The owner of a tractor and a trailer hauling gravel had third party liability coverage for the trailer but, by oversight, neglected to obtain such coverage for the tractor. While hauling a trailer full of gravel on a roadway, the tractor was involved in a two-vehicle collision and its gas tank caught fire, killing three occupants in the other vehicle. In an action against the owner/driver, default judgment was granted. The owner/driver commenced an action against the insurer of the trailer seeking a declaration of indemnification. The trial judge adopted the reasoning in Amos v. Insurance Corporation of British Columbia,  3 S.C.R. 405, and held that the loss arose from the ownership, use or operation of the trailer, and ordered the insurer to indemnify.
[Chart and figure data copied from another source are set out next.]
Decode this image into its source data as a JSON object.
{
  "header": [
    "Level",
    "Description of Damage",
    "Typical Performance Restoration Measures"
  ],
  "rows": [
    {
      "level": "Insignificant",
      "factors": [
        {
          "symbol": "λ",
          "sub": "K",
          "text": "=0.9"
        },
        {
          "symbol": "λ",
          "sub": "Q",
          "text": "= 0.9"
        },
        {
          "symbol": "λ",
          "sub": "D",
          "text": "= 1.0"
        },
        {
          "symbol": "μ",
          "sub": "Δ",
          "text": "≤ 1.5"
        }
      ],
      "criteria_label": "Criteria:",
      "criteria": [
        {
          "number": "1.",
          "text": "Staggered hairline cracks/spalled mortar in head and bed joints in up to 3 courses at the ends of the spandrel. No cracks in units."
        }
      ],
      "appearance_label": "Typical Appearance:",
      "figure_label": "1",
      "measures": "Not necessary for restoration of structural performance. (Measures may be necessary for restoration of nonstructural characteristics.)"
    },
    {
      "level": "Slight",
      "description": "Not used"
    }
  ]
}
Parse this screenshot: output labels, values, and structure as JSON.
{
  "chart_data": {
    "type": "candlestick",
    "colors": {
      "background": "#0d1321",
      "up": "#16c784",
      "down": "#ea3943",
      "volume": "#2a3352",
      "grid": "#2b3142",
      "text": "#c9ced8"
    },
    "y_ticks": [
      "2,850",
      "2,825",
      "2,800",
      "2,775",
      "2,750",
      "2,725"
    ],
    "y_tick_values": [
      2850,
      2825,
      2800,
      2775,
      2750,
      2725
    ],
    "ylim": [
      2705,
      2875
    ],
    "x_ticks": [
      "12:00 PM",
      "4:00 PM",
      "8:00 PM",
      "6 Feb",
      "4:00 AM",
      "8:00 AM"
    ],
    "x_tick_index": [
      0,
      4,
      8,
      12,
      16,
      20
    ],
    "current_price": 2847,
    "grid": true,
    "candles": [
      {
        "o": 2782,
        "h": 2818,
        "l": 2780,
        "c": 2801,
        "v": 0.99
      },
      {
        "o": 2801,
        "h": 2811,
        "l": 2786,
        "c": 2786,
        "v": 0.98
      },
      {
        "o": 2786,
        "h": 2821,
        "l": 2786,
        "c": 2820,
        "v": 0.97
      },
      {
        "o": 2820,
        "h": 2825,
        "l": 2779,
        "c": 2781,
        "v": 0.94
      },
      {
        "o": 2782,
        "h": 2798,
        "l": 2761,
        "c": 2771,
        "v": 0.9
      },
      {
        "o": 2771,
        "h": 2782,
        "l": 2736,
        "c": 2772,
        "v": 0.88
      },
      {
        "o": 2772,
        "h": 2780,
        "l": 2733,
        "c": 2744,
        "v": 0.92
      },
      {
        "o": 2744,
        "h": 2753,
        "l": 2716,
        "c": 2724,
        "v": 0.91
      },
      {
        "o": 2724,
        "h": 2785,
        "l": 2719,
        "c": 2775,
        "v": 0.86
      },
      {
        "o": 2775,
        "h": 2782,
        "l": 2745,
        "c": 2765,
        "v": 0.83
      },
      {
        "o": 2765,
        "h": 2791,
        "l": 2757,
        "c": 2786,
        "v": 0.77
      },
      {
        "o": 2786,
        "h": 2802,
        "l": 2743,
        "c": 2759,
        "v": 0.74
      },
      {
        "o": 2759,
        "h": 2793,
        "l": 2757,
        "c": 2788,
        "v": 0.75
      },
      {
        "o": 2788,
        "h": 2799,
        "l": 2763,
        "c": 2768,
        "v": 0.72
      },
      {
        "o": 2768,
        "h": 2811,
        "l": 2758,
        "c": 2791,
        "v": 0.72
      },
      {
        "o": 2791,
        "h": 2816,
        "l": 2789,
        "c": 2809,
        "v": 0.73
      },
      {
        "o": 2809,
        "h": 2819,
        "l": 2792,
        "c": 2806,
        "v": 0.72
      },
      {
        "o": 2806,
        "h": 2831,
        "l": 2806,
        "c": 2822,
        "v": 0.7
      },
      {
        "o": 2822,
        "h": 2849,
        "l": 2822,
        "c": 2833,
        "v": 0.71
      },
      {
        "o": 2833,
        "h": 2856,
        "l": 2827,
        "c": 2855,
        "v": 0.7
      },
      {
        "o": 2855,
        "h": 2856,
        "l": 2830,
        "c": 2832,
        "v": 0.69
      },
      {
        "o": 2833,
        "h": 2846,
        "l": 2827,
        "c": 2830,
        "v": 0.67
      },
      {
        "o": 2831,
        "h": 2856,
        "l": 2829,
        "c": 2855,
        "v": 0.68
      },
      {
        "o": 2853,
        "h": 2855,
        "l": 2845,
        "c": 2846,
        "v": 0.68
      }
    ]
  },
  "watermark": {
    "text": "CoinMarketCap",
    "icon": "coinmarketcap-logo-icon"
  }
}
On appeal, the insurer first argued that the correct standard was not that the loss "arose out of" the operation of a vehicle, but rather "arose from" which was a narrower test. The Court of Appeal, in applying the rules of statutory interpretation, held that the two terms were in fact used interchangeably in the leading decisions, and no real distinction should be made. The second ground of appeal was that there was no nexus or causal relationship between the operation of the trailer and the loss complained of. The insurer argued that it was the uninsured tractor, not the use of the trailer, that was causally linked to the accident. The Court of Appeal also rejected this argument, holding that the causal test set out in Amos was not a direct, proximate test or a continuous chain of causation, rather it was used in the sense that "the loss at issue was more than fortuitous or incidental to the use of the vehicle". The Court of Appeal found that the reasoning of the trial judge was insufficient to support a finding that the nexus of causation was met, but the facts supported that finding. The only reason the tractor was on the roadway was to haul gravel, and without the trailer the tractor would not have been hauling gravel. Therefore its use was more than fortuitous or incidental and causation was made out, resulting in a duty to indemnify.